The World Trade Organization is set to be run by a woman for the first time in its 25-year history after it was announced that the final choice to be its new director-general will be between South Korea’s Yoo Myung-hee and Nigeria’s Ngozi Okonjo-Iweala.
Britain’s former international trade secretary Liam Fox failed to make the final shortlist as the number of candidates was whittled down from five to two.
The protracted battle to secure one of the plum international jobs will be decided early next month, with the winning candidate faced with a number of pressing problems.
Fox, despite support from the US, failed to muster sufficient backing, leaving the choice between a seasoned trade official in Yoo and a candidate in Okonjo-Iweala who says the organisation needs a fresh pair of eyes.
Candidates to be director-general of World Trade Organization
The eight candidates to be the next director-general of the World Trade Organization are:
Amina Mohamed: the Kenyan candidate knows her way round Geneva and is a former chair of the WTO’s general council. Currently cabinet minister for sports heritage and culture, Mohamed was Kenya’s foreign minister between 2013 and 2018. Chances: joint frontrunner.
Jesús Seade Kuri: Mexico’s choice has a long career in trade negotiations stretching back to the days of the General Agreement on Tariffs and Trade, the forerunner to the WTO. More recently, he was involved in the renegotiation of the North American Free Trade Agreement between Mexico, Canada and the US. Chances: Should make the first cut.
Mohammad Maziad al-Tuwaijri: Riyadh’s pick for the job is a former Saudi air force pilot who worked in banking for JP Morgan and HSBC but currently advises the Saudi royal family on international and domestic economic policy. Chances: Will struggle to make the first cut.
Yoo Myung-hee: South Korea’s trade minister is a veteran of trade negotiations and took charge of WTO affairs for her country when it was set up in 1995. More recently, she has been responsible for negotiating free trade agreements, including the one with the UK. Chances: potential dark horse.
Liam Fox: the Brexit-supporting MP was made international trade secretary by Theresa May in 2016 but was ousted by Boris Johnson in his 2019 reshuffle. The former defence secretary twice ran unsuccessfully to be leader of the Conservative party and was chosen as Britain’s nominee in preference to the former EU trade commissioner Peter Mandelson. Chances: slim.
Abdel-Hamid Mamdouh: The ultimate trade insider, Mamdouh’s experience of trade talks stretches back to the mid-1980s when he was the Egyptian negotiator at the Gatt. He later became an official at the WTO and ran the services division. Holder of both Egyptian and Swiss nationality. Chances: outsider.
Ngozi Okonjo-Iweala: Nigeria’s candidate spent 25 years at the World Bank, eventually rising to number two in the Washington-based organisation. Okonjo-Iweala was a strong voice against corruption during her two terms as her country’s finance minister and was also foreign minister. Chances: joint favourite despite no trade background.

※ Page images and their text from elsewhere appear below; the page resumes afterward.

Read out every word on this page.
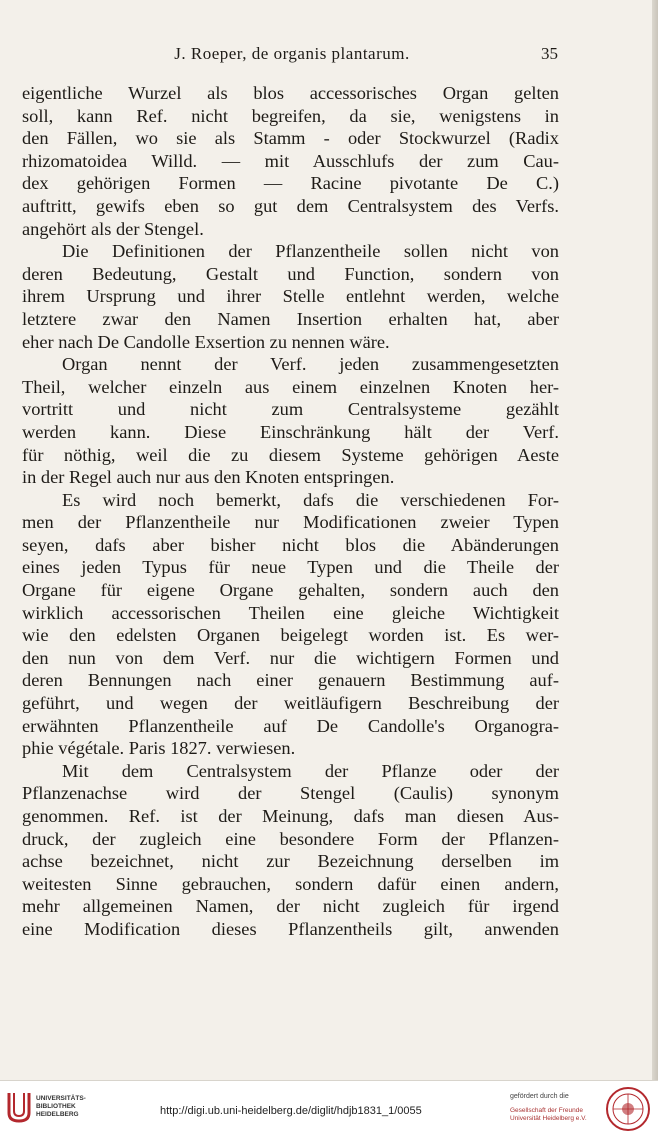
J. Roeper, de organis plantarum.	35
eigentliche Wurzel als blos accessorisches Organ gelten
soll, kann Ref. nicht begreifen, da sie, wenigstens in
den Fällen, wo sie als Stamm - oder Stockwurzel (Radix
rhizomatoidea Willd. — mit Ausschlufs der zum Cau-
dex gehörigen Formen — Racine pivotante De C.)
auftritt, gewifs eben so gut dem Centralsystem des Verfs.
angehört als der Stengel.
Die Definitionen der Pflanzentheile sollen nicht von
deren Bedeutung, Gestalt und Function, sondern von
ihrem Ursprung und ihrer Stelle entlehnt werden, welche
letztere zwar den Namen Insertion erhalten hat, aber
eher nach De Candolle Exsertion zu nennen wäre.
Organ nennt der Verf. jeden zusammengesetzten
Theil, welcher einzeln aus einem einzelnen Knoten her-
vortritt und nicht zum Centralsysteme gezählt
werden kann. Diese Einschränkung hält der Verf.
für nöthig, weil die zu diesem Systeme gehörigen Aeste
in der Regel auch nur aus den Knoten entspringen.
Es wird noch bemerkt, dafs die verschiedenen For-
men der Pflanzentheile nur Modificationen zweier Typen
seyen, dafs aber bisher nicht blos die Abänderungen
eines jeden Typus für neue Typen und die Theile der
Organe für eigene Organe gehalten, sondern auch den
wirklich accessorischen Theilen eine gleiche Wichtigkeit
wie den edelsten Organen beigelegt worden ist. Es wer-
den nun von dem Verf. nur die wichtigern Formen und
deren Bennungen nach einer genauern Bestimmung auf-
geführt, und wegen der weitläufigern Beschreibung der
erwähnten Pflanzentheile auf De Candolle's Organogra-
phie végétale. Paris 1827. verwiesen.
Mit dem Centralsystem der Pflanze oder der
Pflanzenachse wird der Stengel (Caulis) synonym
genommen. Ref. ist der Meinung, dafs man diesen Aus-
druck, der zugleich eine besondere Form der Pflanzen-
achse bezeichnet, nicht zur Bezeichnung derselben im
weitesten Sinne gebrauchen, sondern dafür einen andern,
mehr allgemeinen Namen, der nicht zugleich für irgend
eine Modification dieses Pflanzentheils gilt, anwenden
UNIVERSITÄTS-
BIBLIOTHEK
HEIDELBERG	http://digi.ub.uni-heidelberg.de/diglit/hdjb1831_1/0055
gefördert durch die
Gesellschaft der Freunde
Universität Heidelberg e.V.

Tudor Ulianovschi: The youngest of the WTO hopefuls, at 37, Ulianovschi was a diplomat before briefly becoming Moldova’s foreign minister between 2018 and 2019. He gained experience of how Geneva works during his time as Moldova’s representative at the WTO. Chances: rank outsider. Larry Elliott
The other unsuccessful candidates in the second phase of a race that began with eight hopefuls were one of the original favourites, Kenya’s Amina Mohamed, and Saudi Arabia’s Mohammad Al-Tuwaijri.
Okonjo-Iweala has served two terms as Nigeria’s finance minister and has also been her country’s foreign minister. Having also been the number two at the World Bank, she is running as an outsider and as the candidate to give the WTO fresh political momentum.
Interviewed by the Guardian last month, she said: “It’s true I am not a WTO insider but that’s a good thing. We need someone who knows trade but brings a fresh pair of eyes.
“There are a lot of people with technical skills at the WTO. There is no shortage of trade skills but the problems are there and they are getting worse. Something else is needed, strong political skills, someone able to engage leaders in a substantive way.”
Yoo has a record in government stretching back 25 years and has worked on a number of bilateral trade deals, including those with the US and the UK.
Covid-19 has had a marked impact on global trade flows, with the WTO expecting a drop of 9.2% this year and only a limited rebound in 2021.
The pandemic comes amid a simmering trade war between the US and China, the failure of the WTO to complete the Doha round of trade liberalisation talks, and the refusal of Washington to allow the appointment of judges to the organisation’s disputes appeals panel, a decision which has impaired its ability to police global trade.
The WTO has in the past decided on its leaders through a consensus of its members. If that proves impossible, a vote will be held.